Dissecting someone else’s motives is a fool’s game so what we’re left with is the music, and when simply accepted at face value it holds up as a gentle, unpretentious record with a handful of songs that are minor gems in McCartney’s extraordinary catalogue.
The album begins with the trifling “The Lovely Linda,” a 0:44 second snippet that seems designed to set the twin themes of family and demo-quality production. “That Would Be Something,” the album’s first full song, is far more typical of the album’s appeal. It’s a simple blues, with an adorable vocal performance that includes scat drumming, and it just feels good. It feels right.
It’s followed by a complete toss-off of an instrumental called “Valentine Day” that’s spectacularly forgettable — it barely exists, as do a few other tracks — and that makes it easy to see why the album was greeted so harshly. I mean, this was Paul McCartney and the Beatles were gods. It wasn’t unreasonable to expect a seamless collection of jewels but McCartney seemed to know exactly what he was doing; he even called one song “Singalong Junk.” That shit is meta.
“Man We Was Lonely” is a legitimate singalong, an irresistible pub ditty with Linda doing passable background vocals and a slinky guitar part that sounds like a drunk slack key picker in a Hawaiian lounge band. “Oo You” might be the nastiest funk McCartney ever laid down, and while there isn’t much to the song other than its groove, the groove is enough.
“Junk,” the basis for the instrumental “Singalong Junk,” is an almost impossibly tender ballad in the McCartney tradition. The song first surfaced when The Beatles was being made in 1968 and while it’s gorgeous as-is, one could easily imagine what it might have become if John Lennon and Martin had been around to prod McCartney and embellish the arrangement. “Every Night,” first offered up during the Let It Be sessions, has a similar vibe.
The album’s clear highlight, in terms of commercial appeal, is “Maybe I’m Amazed,” one of four songs recorded at an actual studio. It remains a classic rock radio staple, and because it was one of the last songs recorded it seems that McCartney, the consummate Top 10 artist, realized that the album needed a single.

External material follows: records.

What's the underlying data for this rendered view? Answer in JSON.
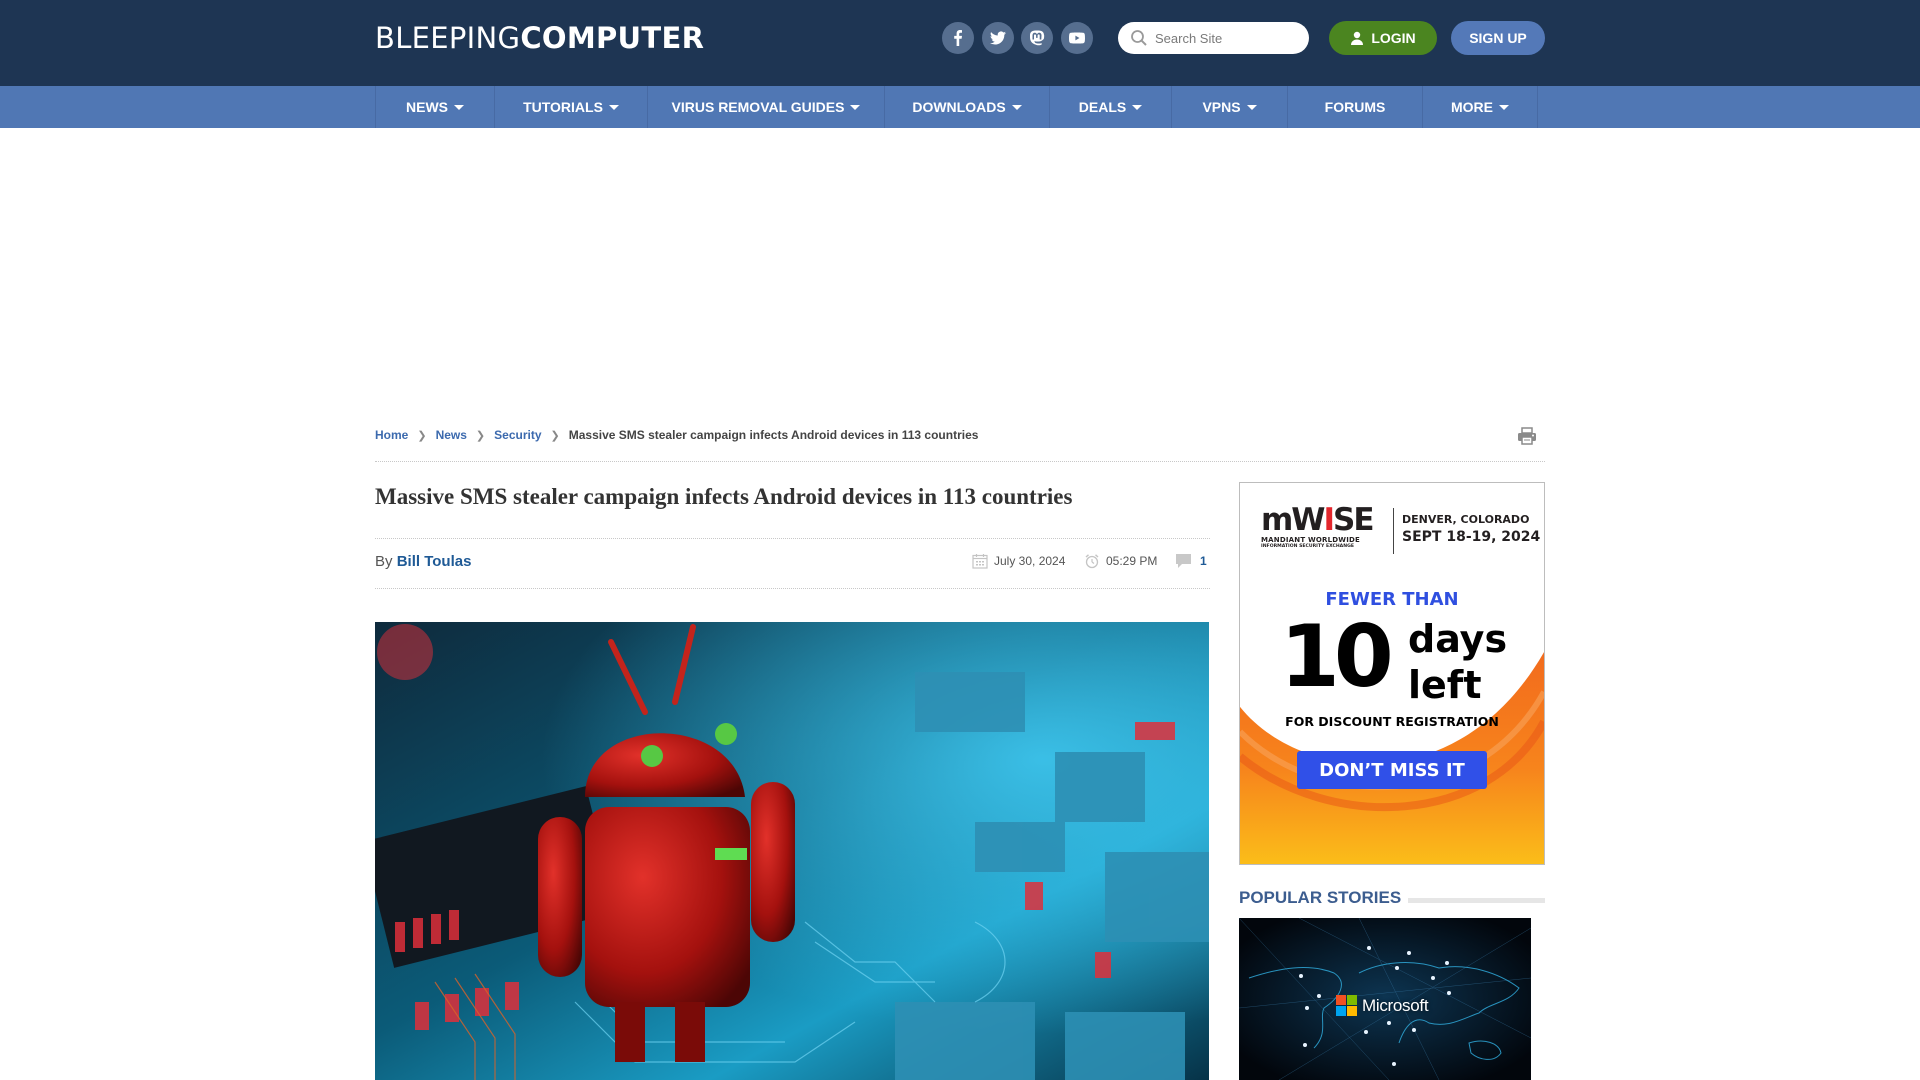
{
  "site": {
    "logo_thin": "BLEEPING",
    "logo_bold": "COMPUTER"
  },
  "header": {
    "social": [
      {
        "name": "facebook-icon"
      },
      {
        "name": "twitter-icon"
      },
      {
        "name": "mastodon-icon"
      },
      {
        "name": "youtube-icon"
      }
    ],
    "search_placeholder": "Search Site",
    "search_value": "",
    "login_label": "LOGIN",
    "signup_label": "SIGN UP"
  },
  "nav": {
    "items": [
      {
        "label": "NEWS",
        "dropdown": true
      },
      {
        "label": "TUTORIALS",
        "dropdown": true
      },
      {
        "label": "VIRUS REMOVAL GUIDES",
        "dropdown": true
      },
      {
        "label": "DOWNLOADS",
        "dropdown": true
      },
      {
        "label": "DEALS",
        "dropdown": true
      },
      {
        "label": "VPNS",
        "dropdown": true
      },
      {
        "label": "FORUMS",
        "dropdown": false
      },
      {
        "label": "MORE",
        "dropdown": true
      }
    ]
  },
  "breadcrumb": {
    "items": [
      "Home",
      "News",
      "Security"
    ],
    "current": "Massive SMS stealer campaign infects Android devices in 113 countries"
  },
  "article": {
    "title": "Massive SMS stealer campaign infects Android devices in 113 countries",
    "by_label": "By",
    "author": "Bill Toulas",
    "date": "July 30, 2024",
    "time": "05:29 PM",
    "comments": "1",
    "hero_alt": "Red Android robot on a circuit board"
  },
  "sidebar": {
    "ad": {
      "brand": "mWISE",
      "brand_sub1": "MANDIANT WORLDWIDE",
      "brand_sub2": "INFORMATION SECURITY EXCHANGE",
      "location": "DENVER, COLORADO",
      "dates": "SEPT 18-19, 2024",
      "fewer_than": "FEWER THAN",
      "number": "10",
      "days": "days",
      "left": "left",
      "registration": "FOR DISCOUNT REGISTRATION",
      "cta": "DON’T MISS IT"
    },
    "popular_heading": "POPULAR STORIES",
    "popular_image_text": "Microsoft"
  },
  "colors": {
    "header_bg": "#1e3553",
    "nav_bg": "#5077b4",
    "login_green": "#4b8520",
    "signup_blue": "#5479b8",
    "link_blue": "#3c6aae",
    "ad_cta_blue": "#3050e8"
  }
}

It’s a great song and it helped the album sell a million copies in very short order but, again, try to imagine what it was like to hear that song on the radio, buy the album and then hear crap like “The Lovely Linda,” “Valentine Day,” “Momma Miss America,” “Teddy Boy” and “Kreen-Akrore.” Hearing “Hot As Sun/Glasses,” combined with the assumption that McCartney had just ended the world’s most beloved band, must have been a real buzzkill.
But context is everything, and the context, in this case, is historic.

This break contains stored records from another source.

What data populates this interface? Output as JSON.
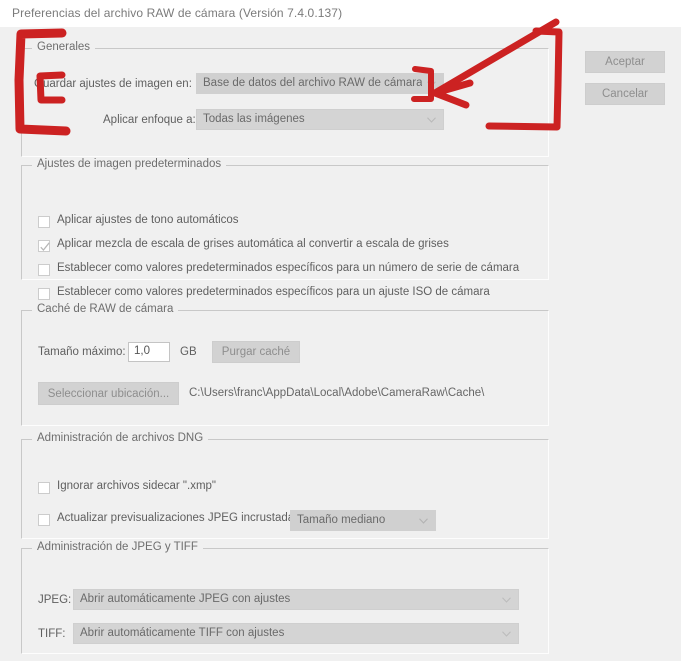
{
  "window": {
    "title": "Preferencias del archivo RAW de cámara  (Versión 7.4.0.137)",
    "app_title": "Preferencias del archivo RAW de cámara",
    "version": "Versión 7.4.0.137"
  },
  "buttons": {
    "ok": "Aceptar",
    "cancel": "Cancelar"
  },
  "groups": {
    "general": {
      "legend": "Generales",
      "save_settings_label": "Guardar ajustes de imagen en:",
      "save_settings_value": "Base de datos del archivo RAW de cámara",
      "apply_sharpening_label": "Aplicar enfoque a:",
      "apply_sharpening_value": "Todas las imágenes"
    },
    "default_image_settings": {
      "legend": "Ajustes de imagen predeterminados",
      "checkboxes": [
        {
          "label": "Aplicar ajustes de tono automáticos",
          "checked": false
        },
        {
          "label": "Aplicar mezcla de escala de grises automática al convertir a escala de grises",
          "checked": true
        },
        {
          "label": "Establecer como valores predeterminados específicos para un número de serie de cámara",
          "checked": false
        },
        {
          "label": "Establecer como valores predeterminados específicos para un ajuste ISO de cámara",
          "checked": false
        }
      ]
    },
    "camera_raw_cache": {
      "legend": "Caché de RAW de cámara",
      "max_size_label": "Tamaño máximo:",
      "max_size_value": "1,0",
      "unit": "GB",
      "purge_button": "Purgar caché",
      "select_location_button": "Seleccionar ubicación...",
      "path": "C:\\Users\\franc\\AppData\\Local\\Adobe\\CameraRaw\\Cache\\"
    },
    "dng_handling": {
      "legend": "Administración de archivos DNG",
      "ignore_sidecar": {
        "label": "Ignorar archivos sidecar \".xmp\"",
        "checked": false
      },
      "update_previews": {
        "label": "Actualizar previsualizaciones JPEG incrustadas:",
        "checked": false
      },
      "preview_size_value": "Tamaño mediano"
    },
    "jpeg_tiff_handling": {
      "legend": "Administración de JPEG y TIFF",
      "jpeg_label": "JPEG:",
      "jpeg_value": "Abrir automáticamente JPEG con ajustes",
      "tiff_label": "TIFF:",
      "tiff_value": "Abrir automáticamente TIFF con ajustes"
    }
  },
  "annotations": {
    "color": "#cc2222",
    "shapes": [
      "left-bracket-general-section",
      "inner-bracket-save-settings-label",
      "arrow-pointing-to-save-settings-dropdown",
      "small-bracket-dropdown-right-edge",
      "large-right-bracket-general-section"
    ]
  },
  "icons": {
    "chevron_down": "chevron-down-icon",
    "checkmark": "checkmark-icon"
  }
}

Lennon had first talked about leaving the Beatles in the fall of 1969, although by January of 1970 he seemed to be waffling when he told a journalist that the band would record again. Feeling stuck in a limbo of Lennon’s creation, McCartney fell into a drunken depression and secluded himself in Scotland with his wife, Linda, her daughter, and their newborn daughter.
He began writing and recording by himself while growing increasingly distant from the Beatles even as he was also helping George Harrison and Ringo Starr finish songs for the Beatles’ Let It Be album. If it’s possible to put yourself in the place of a global superstar beloved by millions, that must have sucked and it’s remarkable that McCartney sounds so unforced and relaxed.
The Beatles were the most popular and influential band in the world and nearly everything about the modest McCartney pales in comparison (joining a very big club). But it started a post-Beatles career that stands at more than 35 albums and counting, and it’s well worth spinning as we celebrate its 50th birthday.